20. “Was It Just Another Love Affair?” (Ultimate Collection, 2005)
19. “17 Again” (Peace, 1999)
18. “Sexcrime (1984)” (1984 (For the Love of Big Brother), 1984)
17. “The Miracle of Love” (Revenge, 1986)
16. “Thorn in My Side” (Revenge, 1986)
15. “You Have Place a Chill in My Heart” (Savage, 1987)
14. “Don’t Ask Me Why” (We Two Are One, 1989)
13. “When Tomorrow Comes” (Revenge, 1986)
12. “It’s Alright (Baby’s Coming Back)” (Be Yourself Tonight, 1985)
11. “I’ve Got a Life” (Ultimate Collection, 2005)
10. “Sisters Doin’ It for Themselves (with Aretha Franklin)” (Be Yourself Tonight, 1985)
9. “I Need a Man” (Savage, 1987)
8. “There Must Be an Angel (Playing with My Heart)” Be (Be Yourself Tonight, 1985)

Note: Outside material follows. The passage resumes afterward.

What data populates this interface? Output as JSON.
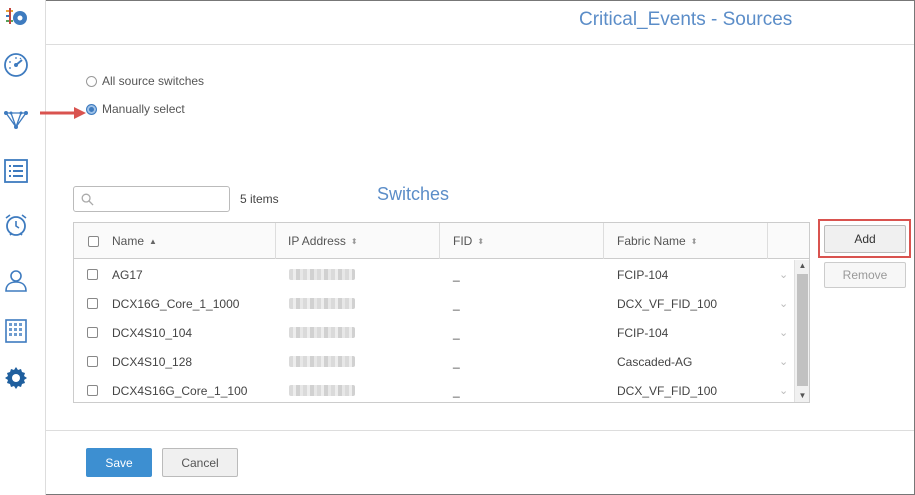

7. “Missionary Man” (Revenge, 1986)
6. “Right by Your Side” (Touch, 1983)
5. “Who’s That Girl” (Touch, 1983)
4. “Love Is a Stranger” (Sweet Dreams (Are Made of This), 1983)
3. “Here Comes the Rain Again” (Touch, 1983)
2. “Sweet Dreams (Are Made of This)” (Sweet Dreams (Are Made of This), 1983)
1. “Would I Lie to You?” (Be Yourself Tonight, 1985)
And, there you have it. My 20 Favorite Songs by Eurythmics, a band that SHOULD be inducted in the Rock & Roll Hall of Fame, among so many others, which is a whole ‘nother blog. I hope this make you want to go back to re-evaluate this duo for your own ears. See you tomorrow!